Of course, the nature of how you “edit” a file is very important. A file copy utility might replace the files, or it may re-write them in place. You need to experiment and check your documentation. Here is an experiment.
> ls -l hadoop-3.3.4/libexec/hdfs-config.cmd hadoop-3.3.4/libexec/mapred-config.cmd
-rwxr-xr-x 2 djh djh 1640 Mar 23 16:19 hadoop-3.3.4/libexec/hdfs-config.cmd
-rwxr-xr-x 2 djh djh 1640 Mar 23 16:19 hadoop-3.3.4/libexec/mapred-config.cmd
> cp hadoop-3.3.4/libexec/hdfs-config.cmd hadoop-3.3.4/libexec/mapred-config.cmd
cp: 'hadoop-3.3.4/libexec/hdfs-config.cmd' and 'hadoop-3.3.4/libexec/mapred-config.cmd' are the same file
The cp command is not having it. What if we replace one of the files?

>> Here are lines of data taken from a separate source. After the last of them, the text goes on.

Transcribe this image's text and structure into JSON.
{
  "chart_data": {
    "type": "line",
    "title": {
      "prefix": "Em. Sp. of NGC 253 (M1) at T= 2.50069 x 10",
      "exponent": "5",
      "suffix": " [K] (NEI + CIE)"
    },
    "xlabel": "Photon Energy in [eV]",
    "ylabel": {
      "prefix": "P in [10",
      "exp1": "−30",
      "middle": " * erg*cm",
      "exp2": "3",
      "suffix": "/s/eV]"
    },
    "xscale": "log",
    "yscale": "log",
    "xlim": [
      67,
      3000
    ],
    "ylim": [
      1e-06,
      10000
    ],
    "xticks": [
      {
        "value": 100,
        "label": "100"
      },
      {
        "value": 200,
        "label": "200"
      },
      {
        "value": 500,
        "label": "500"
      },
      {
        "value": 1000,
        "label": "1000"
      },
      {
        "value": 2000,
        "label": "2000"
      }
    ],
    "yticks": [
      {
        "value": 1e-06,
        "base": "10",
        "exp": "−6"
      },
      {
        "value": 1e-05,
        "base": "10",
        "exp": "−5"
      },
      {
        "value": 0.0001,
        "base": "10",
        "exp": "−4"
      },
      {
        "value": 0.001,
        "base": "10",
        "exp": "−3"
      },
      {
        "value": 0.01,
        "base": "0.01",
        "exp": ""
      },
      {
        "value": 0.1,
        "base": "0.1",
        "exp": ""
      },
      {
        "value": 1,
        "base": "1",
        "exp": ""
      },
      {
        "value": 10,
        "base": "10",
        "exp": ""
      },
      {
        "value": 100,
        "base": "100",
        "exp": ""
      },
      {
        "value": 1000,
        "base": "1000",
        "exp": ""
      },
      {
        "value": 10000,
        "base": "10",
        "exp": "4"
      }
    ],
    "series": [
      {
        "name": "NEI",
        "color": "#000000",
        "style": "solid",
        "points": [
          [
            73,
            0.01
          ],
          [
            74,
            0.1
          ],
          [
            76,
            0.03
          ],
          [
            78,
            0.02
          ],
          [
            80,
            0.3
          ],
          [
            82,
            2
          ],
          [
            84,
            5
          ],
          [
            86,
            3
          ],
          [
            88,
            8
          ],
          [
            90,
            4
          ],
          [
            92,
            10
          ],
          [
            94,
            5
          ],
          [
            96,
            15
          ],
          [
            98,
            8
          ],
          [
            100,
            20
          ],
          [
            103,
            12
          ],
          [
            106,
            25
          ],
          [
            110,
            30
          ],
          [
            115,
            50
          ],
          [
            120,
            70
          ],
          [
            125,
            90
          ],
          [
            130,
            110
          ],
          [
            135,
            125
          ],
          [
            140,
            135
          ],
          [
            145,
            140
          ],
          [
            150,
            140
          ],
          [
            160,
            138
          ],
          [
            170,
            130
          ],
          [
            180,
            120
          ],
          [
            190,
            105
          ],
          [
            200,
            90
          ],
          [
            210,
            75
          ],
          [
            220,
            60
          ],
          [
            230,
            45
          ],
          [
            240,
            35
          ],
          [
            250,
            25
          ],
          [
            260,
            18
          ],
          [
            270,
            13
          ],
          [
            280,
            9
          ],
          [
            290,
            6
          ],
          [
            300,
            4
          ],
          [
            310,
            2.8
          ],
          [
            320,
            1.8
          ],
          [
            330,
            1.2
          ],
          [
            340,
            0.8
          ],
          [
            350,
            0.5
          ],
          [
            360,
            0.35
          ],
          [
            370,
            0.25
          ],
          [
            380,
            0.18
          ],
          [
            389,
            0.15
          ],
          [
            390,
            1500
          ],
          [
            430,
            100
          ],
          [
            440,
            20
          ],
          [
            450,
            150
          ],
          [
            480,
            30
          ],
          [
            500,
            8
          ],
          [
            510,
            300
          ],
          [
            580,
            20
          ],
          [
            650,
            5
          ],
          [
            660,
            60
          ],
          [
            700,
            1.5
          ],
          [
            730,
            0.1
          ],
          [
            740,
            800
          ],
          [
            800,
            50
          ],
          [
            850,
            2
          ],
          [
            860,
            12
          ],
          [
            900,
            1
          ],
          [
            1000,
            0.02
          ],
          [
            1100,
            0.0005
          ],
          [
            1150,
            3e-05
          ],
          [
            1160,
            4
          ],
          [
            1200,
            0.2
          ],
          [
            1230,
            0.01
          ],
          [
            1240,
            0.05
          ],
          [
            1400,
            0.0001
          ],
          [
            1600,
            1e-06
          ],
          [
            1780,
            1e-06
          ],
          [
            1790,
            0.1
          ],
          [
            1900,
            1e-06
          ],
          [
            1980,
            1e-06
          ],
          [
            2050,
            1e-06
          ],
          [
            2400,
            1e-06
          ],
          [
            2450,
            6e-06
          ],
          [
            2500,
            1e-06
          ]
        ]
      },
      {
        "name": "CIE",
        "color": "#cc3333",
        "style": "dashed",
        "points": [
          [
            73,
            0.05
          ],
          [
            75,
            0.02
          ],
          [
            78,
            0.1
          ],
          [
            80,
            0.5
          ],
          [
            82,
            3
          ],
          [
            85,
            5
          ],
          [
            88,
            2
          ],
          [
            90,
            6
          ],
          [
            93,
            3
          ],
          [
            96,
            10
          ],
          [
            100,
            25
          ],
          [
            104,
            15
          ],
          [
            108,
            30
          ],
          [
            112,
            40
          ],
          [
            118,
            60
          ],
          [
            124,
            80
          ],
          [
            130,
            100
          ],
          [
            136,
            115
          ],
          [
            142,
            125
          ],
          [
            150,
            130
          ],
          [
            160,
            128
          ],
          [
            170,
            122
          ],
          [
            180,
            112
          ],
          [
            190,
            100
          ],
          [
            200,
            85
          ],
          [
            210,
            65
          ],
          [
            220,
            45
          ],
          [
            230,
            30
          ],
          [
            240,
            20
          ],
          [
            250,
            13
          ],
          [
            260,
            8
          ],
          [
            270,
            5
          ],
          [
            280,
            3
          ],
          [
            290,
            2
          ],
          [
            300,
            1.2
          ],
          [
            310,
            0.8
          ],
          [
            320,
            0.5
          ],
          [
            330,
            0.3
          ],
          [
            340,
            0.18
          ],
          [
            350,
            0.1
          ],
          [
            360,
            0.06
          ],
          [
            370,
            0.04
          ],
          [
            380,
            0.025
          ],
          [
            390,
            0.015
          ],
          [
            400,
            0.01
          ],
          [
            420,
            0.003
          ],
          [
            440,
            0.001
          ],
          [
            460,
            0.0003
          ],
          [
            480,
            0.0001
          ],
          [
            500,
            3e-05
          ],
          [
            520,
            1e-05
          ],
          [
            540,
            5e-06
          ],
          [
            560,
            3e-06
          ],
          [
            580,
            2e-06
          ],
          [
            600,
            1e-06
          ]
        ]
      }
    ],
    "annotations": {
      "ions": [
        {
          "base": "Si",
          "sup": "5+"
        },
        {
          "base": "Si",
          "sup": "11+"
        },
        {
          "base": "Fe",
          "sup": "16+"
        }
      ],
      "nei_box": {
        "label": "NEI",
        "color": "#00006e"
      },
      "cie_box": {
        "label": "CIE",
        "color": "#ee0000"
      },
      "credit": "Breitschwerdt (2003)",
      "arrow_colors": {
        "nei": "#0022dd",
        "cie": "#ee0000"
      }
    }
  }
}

> cp hadoop-3.3.4/libexec/mapred-config.cmd hadoop-3.3.4/libexec/mapred-config.cmd.orig
> echo foo >> hadoop-3.3.4/libexec/hdfs-config.cmd
> ls -l hadoop-3.3.4/libexec/hdfs-config.cmd hadoop-3.3.4/libexec/mapred-config.cmd
-rwxr-xr-x 2 djh djh 1644 Mar 23 16:19 hadoop-3.3.4/libexec/hdfs-config.cmd
-rwxr-xr-x 2 djh djh 1644 Mar 23 16:19 hadoop-3.3.4/libexec/mapred-config.cmd
> cp hadoop-3.3.4/libexec/mapred-config.cmd.orig hadoop-3.3.4/libexec/mapred-config.cmd
> ls -l hadoop-3.3.4/libexec/hdfs-config.cmd hadoop-3.3.4/libexec/mapred-config.cmd
-rwxr-xr-x 2 djh djh 1640 Mar 23 16:19 hadoop-3.3.4/libexec/hdfs-config.cmd
-rwxr-xr-x 2 djh djh 1640 Mar 23 16:19 hadoop-3.3.4/libexec/mapred-config.cmd
When I run the cp command to replace one file, it replaces both files.
Back at work, I found I could save a lot of disk space on the system in question with jdupes -L, but I am also wary of unintended consequences of linking files together. If we pursue this strategy in the future, it will be with considerable caution.